Postoperative irradiation to the pelvis and aortic area appears to be effective in patients with para-aortic node metastasis. In the GOG study [1], 37 of 48 patients with positive para-aortic nodes received postoperative irradiation, and 36% remain tumor-free at 5 years. Potish and others [3] report a 5-year survival rate of 47% in a smaller group of patients who were also treated with postoperative irradiation. Although patients with metastatic spread to the para-aortic nodes account for only 5% to 6% of those with early-stage endometrial cancer, it is important that these patients be identified, as approximately 40% will be salvaged with extended-field radiotherapy.

About Lymph Node Sampling

Regardless of grade, lymph nodes need not be sampled for patients with tumor limited to the endometrium, as less than 1% of these patients have disease spread to pelvic or para-aortic lymph nodes [1,2]. A gray zone in deciding about lymph node sampling is represented by patients whose only risk factor is inner-one-half myometrial invasion, particularly if the grade is 2 or 3. This group has a 5% or less chance of node positivity [1]. Lymph node sampling should be performed in these individuals if there is any question about the degree of myometrial invasion. This includes invasion that approaches one-half of the myometrial thickness in patients who are medically fit to undergo the sampling procedures.

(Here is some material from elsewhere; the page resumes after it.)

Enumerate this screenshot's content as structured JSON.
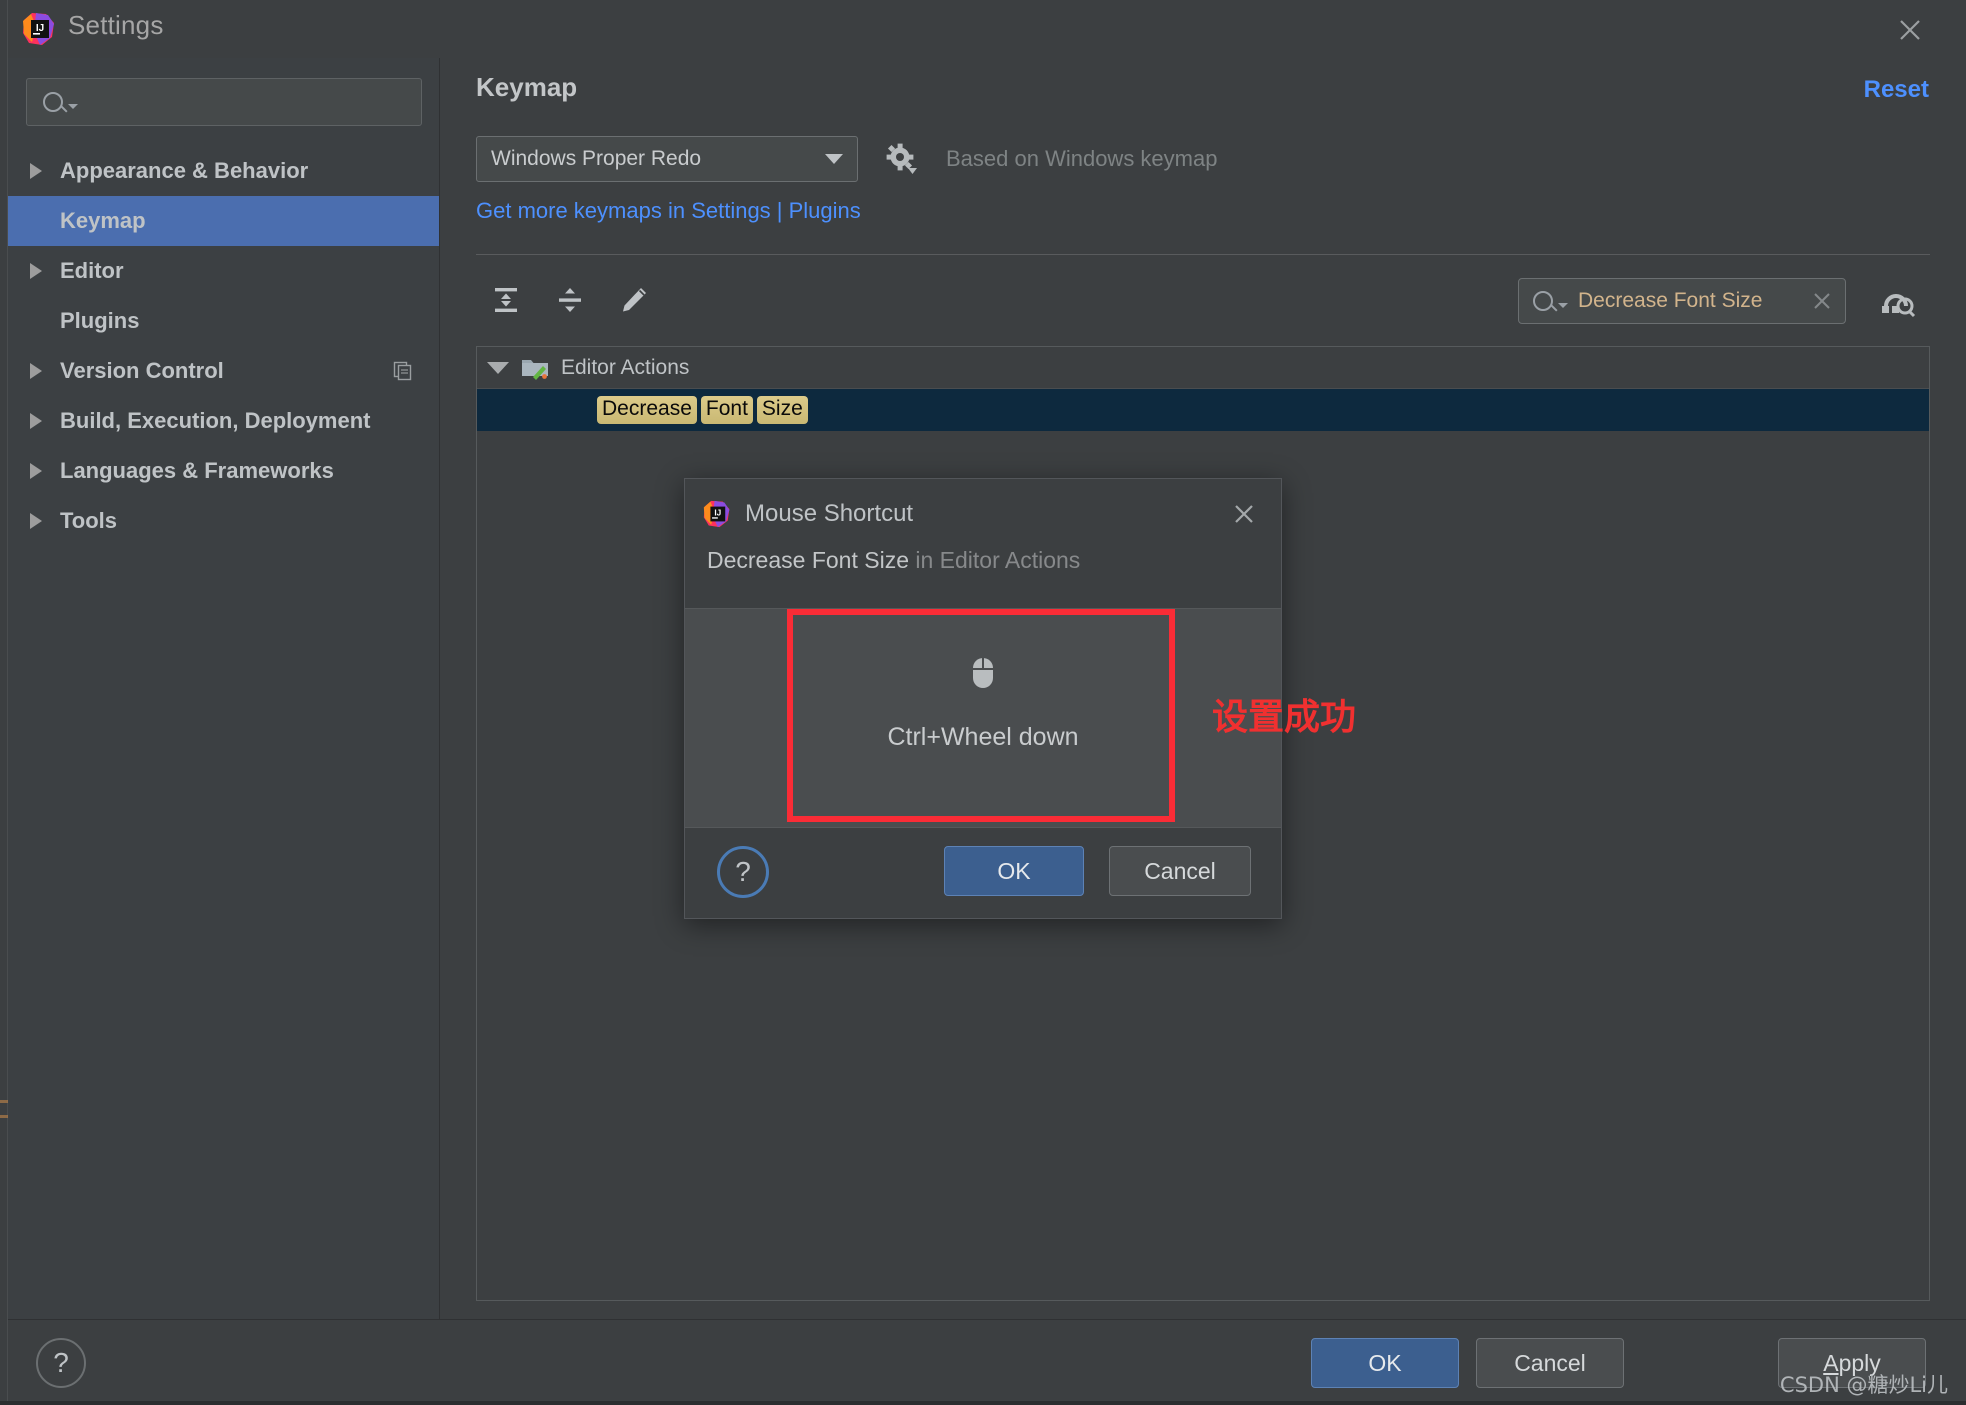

The depth of myometrial invasion can be assessed easily at the time of surgery. The excised uterus is opened, preferably away from the operating table, and the depth of myometrial penetration and presence or absence of endocervical involvement is determined by clinical observation or by microscopic frozen section [4]. In a 148-patient study, Doering and others [5] reported a 91% accuracy rate of gross visual examination of the cut uterine surface for determining the depth of myometrial invasion.

In patients with endometrial carcinoma, 9% have positive pelvic lymph nodes (stage IIIC) [2]. The incidence is increased to 51%, 32%, and 25%, respectively, in patients with extrauterine metastases, adnexal involvement, and deep myometrial invasion [1]. Patients with pelvic lymph node metastases as their only high-risk factor should be treated with postoperative whole-pelvic irradiation. In the GOG study, 13 (72%) of 18 patients with positive pelvic nodes are disease free 5 years after treatment. Potish and others [3] report a 5-year survival rate of 67% in a smaller series of similarly treated patients.


In summary, the key to the surgical management of patients with endometrial cancer is identifying patients at risk for retroperitoneal nodal metastases, since approximately 70% of patients with pelvic nodal metastases and 40% with aortic disease can be salvaged with adjuvant radiotherapy.


1. Morrow CP, Bundy BN, Kumar RJ, et al: Relationship between surgical-pathological risk factors and outcome in clinical stages I and II carcinoma of the endometrium: A Gynecologic Oncology Group study. Gynecol Oncol 40:55, 1991.

2. Creasman WT, Morrow CP, Bundy BN, et al: Surgical pathologic spread patterns of endometrial cancer (a Gynecologic Oncology Group study). Cancer 60:2035, 1987.

3. Potish RA, Twiggs LB, Adcock LL, et al: Para-aortic lymph node radiotherapy in cancer of the uterine corpus. Obstet Gynecol 654:251, 1985.

4. Malviya VK, Deppe G, Malone JM Jr, et al: Reliability of frozen section examination in identifying poor prognostic indicators in stage I endometrial adenocarcinoma. Gynecol Oncol 34:299, 1989.

5. Doering DL, Barnhill DR, Weiser EB, et al: Intraoperative evaluation of depth of myometrial invasion in stage I endometrial adenocarcinoma. Obstet Gynecol 74:930, 1989.